Suis-moi je te fuis / Fuis-moi je te suis
Apart Together
La Résignation
APART TOGETHER – Wang Quan'an
Après La Tisseuse, Wang Quan'an nous présente son nouveau film, passé assez inaperçu dans les salles. Apart Together s'attache de nouveau à un personnage de femme, cependant bien plus âgé que les héroïnes du Mariage de Tuya ou de La Tisseuse. Bien moins puissant que ce dernier, le film de Wang Quan'an fait partager les notions de résignation, de regret et de vieillesse à travers un événement historique. En 1949, Liu, jeune soldat comme beaucoup d'autres, part se réfugier à Taïwan devant l'avancée des troupes communistes. Derrière lui, sa femme Qiao enceinte attend son retour puis finit par se remarier pour avoir une bonne condition de vie. 50 ans plus tard, l'exilé revient de Taïwan et réapparaît, décidé à emmener son amour de jeunesse.
Le film de Wang Quan'an peut être vu comme l'exact opposé de La Tisseuse. Là où l'un commençait par un récit réaliste dur (une jeune tisseuse mère de famille apprenant qu'elle est condamnée à mourir) et se finissait sur une note d'espoir et d'onirisme, l'autre, Apart Together semble débuter sur un retour bienheureux (les retrouvailles avec l'amour de jeunesse, reçu triomphalement dans la famille) mais entraîne peu à peu sur les chemins de la résignation et de la désillusion. Le vieil homme, revenu de Taïwan après la mort de sa seconde femme, est reçut en héros en Chine, où les victuailles peuplent la table et la fanfare des jeunes enfants interprète des airs maladroits. Le nouvel époux de Qiao accueille l'ancien amour de sa femme avec une réelle convivialité. Pas de drame distancié, par d'explosion de larmes ou de sentiments chez Wang Quan'an, l'accueil s'effectuant sous les apparences rassurantes des traditions et de la chaleur culinaire et surtout alcoolique. Le film décrit bien plus une tension permanente, fragile du fait de cette conservation des apparences.

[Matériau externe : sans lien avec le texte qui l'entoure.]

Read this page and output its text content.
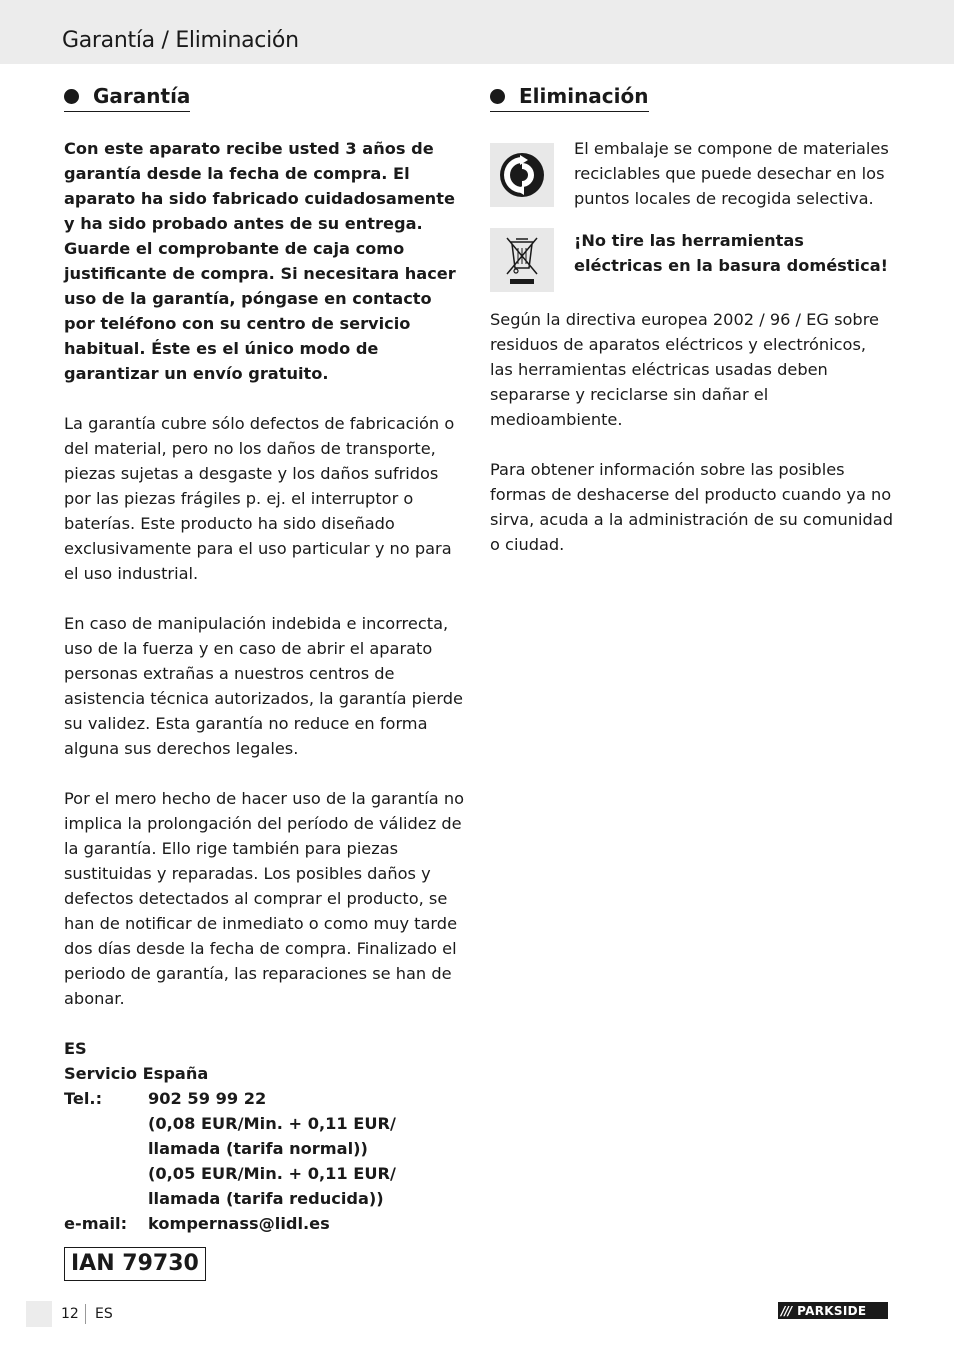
Garantía / Eliminación
Garantía

Con este aparato recibe usted 3 años de garantía desde la fecha de compra. El aparato ha sido fabricado cuidadosamente y ha sido probado antes de su entrega. Guarde el comprobante de caja como justificante de compra. Si necesitara hacer uso de la garantía, póngase en contacto por teléfono con su centro de servicio habitual. Éste es el único modo de garantizar un envío gratuito.

La garantía cubre sólo defectos de fabricación o del material, pero no los daños de transporte, piezas sujetas a desgaste y los daños sufridos por las piezas frágiles p. ej. el interruptor o baterías. Este producto ha sido diseñado exclusivamente para el uso particular y no para el uso industrial.

En caso de manipulación indebida e incorrecta, uso de la fuerza y en caso de abrir el aparato personas extrañas a nuestros centros de asistencia técnica autorizados, la garantía pierde su validez. Esta garantía no reduce en forma alguna sus derechos legales.

Por el mero hecho de hacer uso de la garantía no implica la prolongación del período de válidez de la garantía. Ello rige también para piezas sustituidas y reparadas. Los posibles daños y defectos detectados al comprar el producto, se han de notificar de inmediato o como muy tarde dos días desde la fecha de compra. Finalizado el periodo de garantía, las reparaciones se han de abonar.

ES
Servicio España
Tel.:	902 59 99 22
(0,08 EUR/Min. + 0,11 EUR/ llamada (tarifa normal))
(0,05 EUR/Min. + 0,11 EUR/ llamada (tarifa reducida))
e-mail:	kompernass@lidl.es
IAN 79730
Eliminación

El embalaje se compone de materiales reciclables que puede desechar en los puntos locales de recogida selectiva.

¡No tire las herramientas eléctricas en la basura doméstica!

Según la directiva europea 2002 / 96 / EG sobre residuos de aparatos eléctricos y electrónicos, las herramientas eléctricas usadas deben separarse y reciclarse sin dañar el medioambiente.

Para obtener información sobre las posibles formas de deshacerse del producto cuando ya no sirva, acuda a la administración de su comunidad o ciudad.

12 ES	/// PARKSIDE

Qiao n'ose exprimer, en tant que bonne mère de famille, ses véritables regrets et son désir de repartir avec Liu. Certains séquences, terribles, décrivent ainsi les réactions égoïstes de ses proches, telles ses filles l'accusant de trahison, son mari, tombant dans une sorte d'aphasie, ou son fils, négligeant son père revenu.
Le plus intéressant reste le personnage du mari. Wang Quan'an s'y attarde avec une relation triangulaire trouvant son apogée dans une scène de repas arrosé et nostalgique autour de la table entre les trois protagonistes âgés. Ce personnage, d'une réelle justesse et excellemment interprété par Cai Gen-Xu, oscille à la fois entre un sincère respect de sa femme et de son ancien amant, et une réelle frustration de la voir partir. Lors de la fameuse scène filmée en plan-séquence au niveau de la table, la mise en scène met bien avant le déchirement de Qiao, entre son mari fidèle et malade et son amour de jeunesse romantique, entre la tradition et la possibilité du renouveau. De cette séquence, il se dégage également une profonde nostalgie, incarnée à travers les chants entonnés par les trois personnages, seul moment où, à travers l'évocation des souvenirs, ils se rejoignent. Au final, l'espoir de Qiao, magnifiquement interprétée par la célèbre actrice Lisa Luo, se flétrira dans une émouvante scène de séparation. Par contraste, ou par rééquilibre, sa petite-fille viendra lui annoncer qu'elle pourra se marier avec celui qu'elle aime.